Monde

Succès pour la carte de crédit «Karl Marx» dans l'est de l'Allemagne

Temps de lecture : 2 min

Image de la Sparkasse Chemnitz
Image de la Sparkasse Chemnitz

Deux décennies après la chute du mur de Berlin, certains habitants de l’est de l’Allemagne gardent encore des images de Karl Marx dans leur poche. Celui-ci ne figure plus sur les billets de 100 marks comme à l’époque de l’URSS, mais sur des cartes de crédit créées par la banque Sparkasse à Chemnitz, qui avait organisé un vote pour permettre à ses clients de choisir parmi dix motifs différents.
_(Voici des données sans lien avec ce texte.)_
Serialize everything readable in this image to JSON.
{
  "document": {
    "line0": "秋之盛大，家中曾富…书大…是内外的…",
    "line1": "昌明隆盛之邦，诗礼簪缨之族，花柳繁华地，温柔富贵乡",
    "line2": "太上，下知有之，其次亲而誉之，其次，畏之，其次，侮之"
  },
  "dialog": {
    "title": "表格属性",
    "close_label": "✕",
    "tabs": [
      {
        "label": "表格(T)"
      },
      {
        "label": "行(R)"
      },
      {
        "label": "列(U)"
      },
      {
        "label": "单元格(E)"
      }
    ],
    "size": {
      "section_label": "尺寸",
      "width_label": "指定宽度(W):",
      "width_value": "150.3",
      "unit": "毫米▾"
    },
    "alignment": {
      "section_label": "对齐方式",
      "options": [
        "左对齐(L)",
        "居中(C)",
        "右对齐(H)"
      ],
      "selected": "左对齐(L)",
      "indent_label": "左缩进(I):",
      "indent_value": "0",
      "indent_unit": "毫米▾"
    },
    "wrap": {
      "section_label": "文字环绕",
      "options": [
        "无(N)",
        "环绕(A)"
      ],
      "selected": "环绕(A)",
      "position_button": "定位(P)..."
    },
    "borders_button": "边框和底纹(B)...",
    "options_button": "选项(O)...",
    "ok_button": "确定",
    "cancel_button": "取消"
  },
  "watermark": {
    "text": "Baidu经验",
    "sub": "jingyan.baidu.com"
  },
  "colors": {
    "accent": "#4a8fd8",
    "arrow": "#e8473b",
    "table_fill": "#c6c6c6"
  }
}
Résultat: plus d’un tiers des clients de la banque à Chemnitz, ville anciennement connue cous le nom de Karl-Marx-Stadt, ont choisi la carte avec l’image d’un buste en bronze du philosophe du XIXe siècle, a déclaré Roger Wirtz, porte-parole de la banque, à Reuters. Le visage de Marx y figure aux côtés du logo Mastercard.

Rasée pendant la Seconde Guerre mondiale, Chemnitz a été reconstruite comme un modèle de ville socialiste et abrite encore aujourd’hui un buste de Marx de sept mètres de haut. Mais la ville est sinistrée économiquement depuis la fin du communisme, et sa population a baissé de 20%. Mais cela n’a pas découragé ses habitants à utiliser des cartes de crédit à l’effigie de l’homme qui a prédit la fin du capitalisme et le triomphe du communisme.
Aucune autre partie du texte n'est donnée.